Pour le surplus, la recourante se plaint de ce que son époux n'a pas utilisé le résumé à des fins médicales, mais pour le litige qu'il menait contre elle devant le TPI. Or, pour autant que ce grief s'inscrive dans l'objet du litige, il n'appartenait pas à la Dre B______ de se renseigner sur l'utilisation que le père de D______ ferait dudit dossier, ce d'autant plus que la recourante ne conteste plus le droit de son époux de consulter le dossier.

Au vu de ce qui précède, la Dre B______ n'avait pas l'obligation d'avertir la recourante de ce que son époux avait consulté le dossier médical de leur fille et n'a violé aucun droit de patient de l'intéressée en s'en abstenant. Par conséquent, le classement de la plainte par la commission est conforme au droit.

Le grief sera écarté et le recours, mal fondé, sera rejeté.

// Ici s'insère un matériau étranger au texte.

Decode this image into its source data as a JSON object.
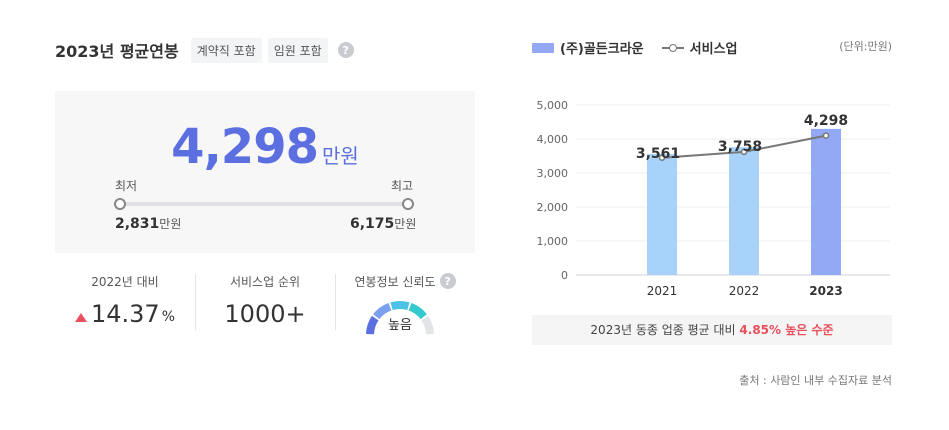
{
  "left": {
    "title": "2023년 평균연봉",
    "tags": [
      "계약직 포함",
      "임원 포함"
    ],
    "help_glyph": "?",
    "average": {
      "value": "4,298",
      "unit": "만원"
    },
    "range": {
      "min_label": "최저",
      "max_label": "최고",
      "min_value": "2,831",
      "max_value": "6,175",
      "unit": "만원"
    },
    "stats": {
      "yoy_label": "2022년 대비",
      "yoy_value": "14.37",
      "yoy_unit": "%",
      "rank_label": "서비스업 순위",
      "rank_value": "1000+",
      "trust_label": "연봉정보 신뢰도",
      "trust_value": "높음",
      "trust_level": 0.8
    }
  },
  "right": {
    "legend_bar": "(주)골든크라운",
    "legend_line": "서비스업",
    "unit_note": "(단위:만원)",
    "summary_prefix": "2023년 동종 업종 평균 대비",
    "summary_highlight": "4.85% 높은 수준",
    "source": "출처 : 사람인 내부 수집자료 분석"
  },
  "chart_data": {
    "type": "bar",
    "categories": [
      "2021",
      "2022",
      "2023"
    ],
    "series": [
      {
        "name": "(주)골든크라운",
        "type": "bar",
        "values": [
          3561,
          3758,
          4298
        ],
        "labels": [
          "3,561",
          "3,758",
          "4,298"
        ]
      },
      {
        "name": "서비스업",
        "type": "line",
        "values": [
          3450,
          3620,
          4100
        ]
      }
    ],
    "yticks": [
      0,
      1000,
      2000,
      3000,
      4000,
      5000
    ],
    "ytick_labels": [
      "0",
      "1,000",
      "2,000",
      "3,000",
      "4,000",
      "5,000"
    ],
    "ylim": [
      0,
      5000
    ],
    "grid": true,
    "colors": {
      "bar": "#a7d3fb",
      "bar_highlight": "#93a9f5",
      "line": "#777777"
    }
  },
  "colors": {
    "accent": "#5b6fe0",
    "up": "#e8505b"
  }
}
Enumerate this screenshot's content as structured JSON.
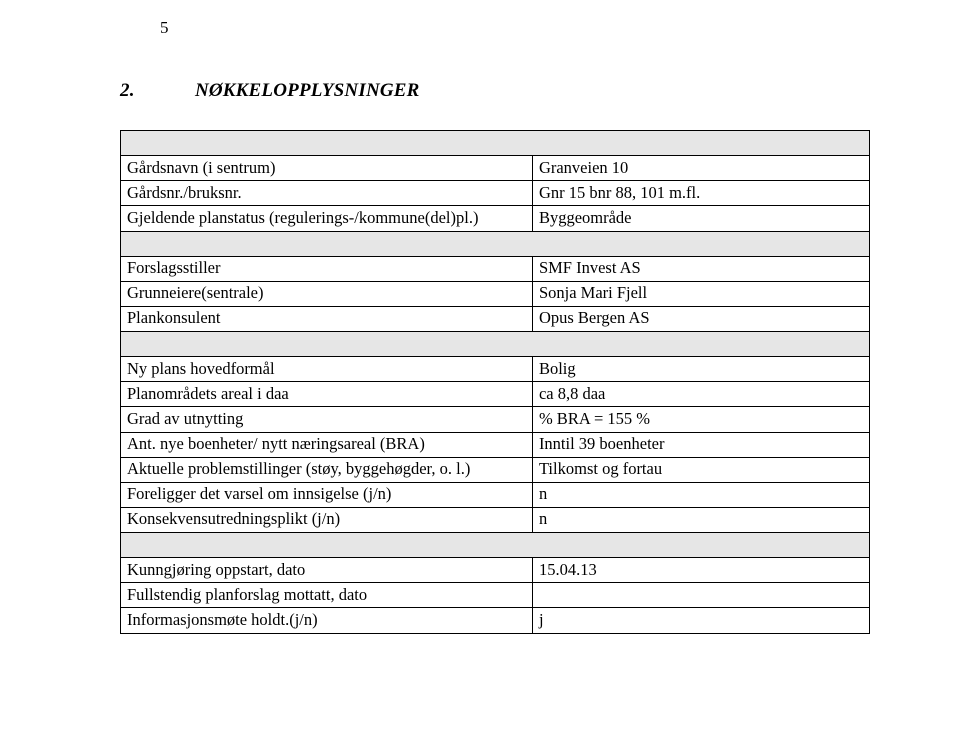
{
  "pageNumber": "5",
  "heading": {
    "num": "2.",
    "title": "NØKKELOPPLYSNINGER"
  },
  "table": {
    "columns": {
      "col1_width_pct": 55,
      "col2_width_pct": 45
    },
    "cell_bg_gray": "#e6e6e6",
    "cell_bg_white": "#ffffff",
    "border_color": "#000000",
    "font_size_pt": 12,
    "rows": [
      {
        "type": "merged_gray"
      },
      {
        "c1": "Gårdsnavn (i sentrum)",
        "c2": "Granveien 10"
      },
      {
        "c1": "Gårdsnr./bruksnr.",
        "c2": "Gnr 15 bnr 88, 101 m.fl."
      },
      {
        "c1": "Gjeldende planstatus (regulerings-/kommune(del)pl.)",
        "c2": "Byggeområde"
      },
      {
        "type": "merged_gray"
      },
      {
        "c1": "Forslagsstiller",
        "c2": "SMF Invest AS"
      },
      {
        "c1": "Grunneiere(sentrale)",
        "c2": "Sonja Mari Fjell"
      },
      {
        "c1": "Plankonsulent",
        "c2": "Opus Bergen AS"
      },
      {
        "type": "merged_gray"
      },
      {
        "c1": "Ny plans hovedformål",
        "c2": "Bolig"
      },
      {
        "c1": "Planområdets areal i daa",
        "c2": "ca 8,8 daa"
      },
      {
        "c1": "Grad av utnytting",
        "c2": "% BRA = 155 %"
      },
      {
        "c1": "Ant. nye boenheter/ nytt næringsareal (BRA)",
        "c2": "Inntil 39 boenheter"
      },
      {
        "c1": "Aktuelle problemstillinger (støy, byggehøgder, o. l.)",
        "c2": "Tilkomst og fortau"
      },
      {
        "c1": "Foreligger det varsel om innsigelse (j/n)",
        "c2": "n"
      },
      {
        "c1": "Konsekvensutredningsplikt (j/n)",
        "c2": "n"
      },
      {
        "type": "merged_gray"
      },
      {
        "c1": "Kunngjøring oppstart, dato",
        "c2": "15.04.13"
      },
      {
        "c1": "Fullstendig planforslag mottatt, dato",
        "c2": ""
      },
      {
        "c1": "Informasjonsmøte holdt.(j/n)",
        "c2": "j"
      }
    ]
  }
}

5.             Vu l'issue du litige, un émolument de CHF 500.- sera mis à la charge de la recourante (art. 87 al. 1 LPA) et aucune indemnité de procédure ne sera allouée (art. 87 al. 2 LPA), la Dre D______ n'y ayant en toute hypothèse pas conclu.

 

* * * * *

PAR CES MOTIFS
LA CHAMBRE ADMINISTRATIVE

à la forme :

déclare recevable le recours interjeté le 19 mars 2025 par A______ contre la décision de la commission de surveillance des professions de la santé et des droits des patients du 17 mars 2025 ;

au fond :

le rejette ;

met un émolument de CHF 500.- à la charge de A______ ;

dit qu'il n'est pas alloué d'indemnité de procédure ;

dit que, conformément aux art. 82 ss de la loi fédérale sur le Tribunal fédéral du 17 juin 2005 (LTF - RS 173.110), la présente décision peut être portée dans les trente jours qui suivent sa notification par-devant le Tribunal fédéral, par la voie du recours en matière de droit public ; le mémoire de recours doit indiquer les conclusions, motifs et moyens de preuve et porter la signature du recourant ou de son mandataire ; il doit être adressé au Tribunal fédéral, av. du Tribunal fédéral 29, 1000 Lausanne 14, par voie postale ou par voie électronique aux conditions de l’art. 42 LTF. La présente décision et les pièces en possession du recourant, invoquées comme moyens de preuve, doivent être jointes à l’envoi ;

communique le présent arrêt à A______, à la docteure D______ ainsi qu'à la commission de surveillance des professions de la santé et des droits des patients.

Siégeant : Francine PAYOT ZEN-RUFFINEN, présidente, Jean-Marc VERNIORY, Eleanor McGREGOR, Claudio MASCOTTO, Justine BALZLI, juges.

Au nom de la chambre administrative :

le greffier-juriste :

 

 

M. MAZZA

 

 

la présidente siégeant :

 

 

F. PAYOT ZEN-RUFFINEN

 

Copie conforme de cet arrêt a été communiquée aux parties.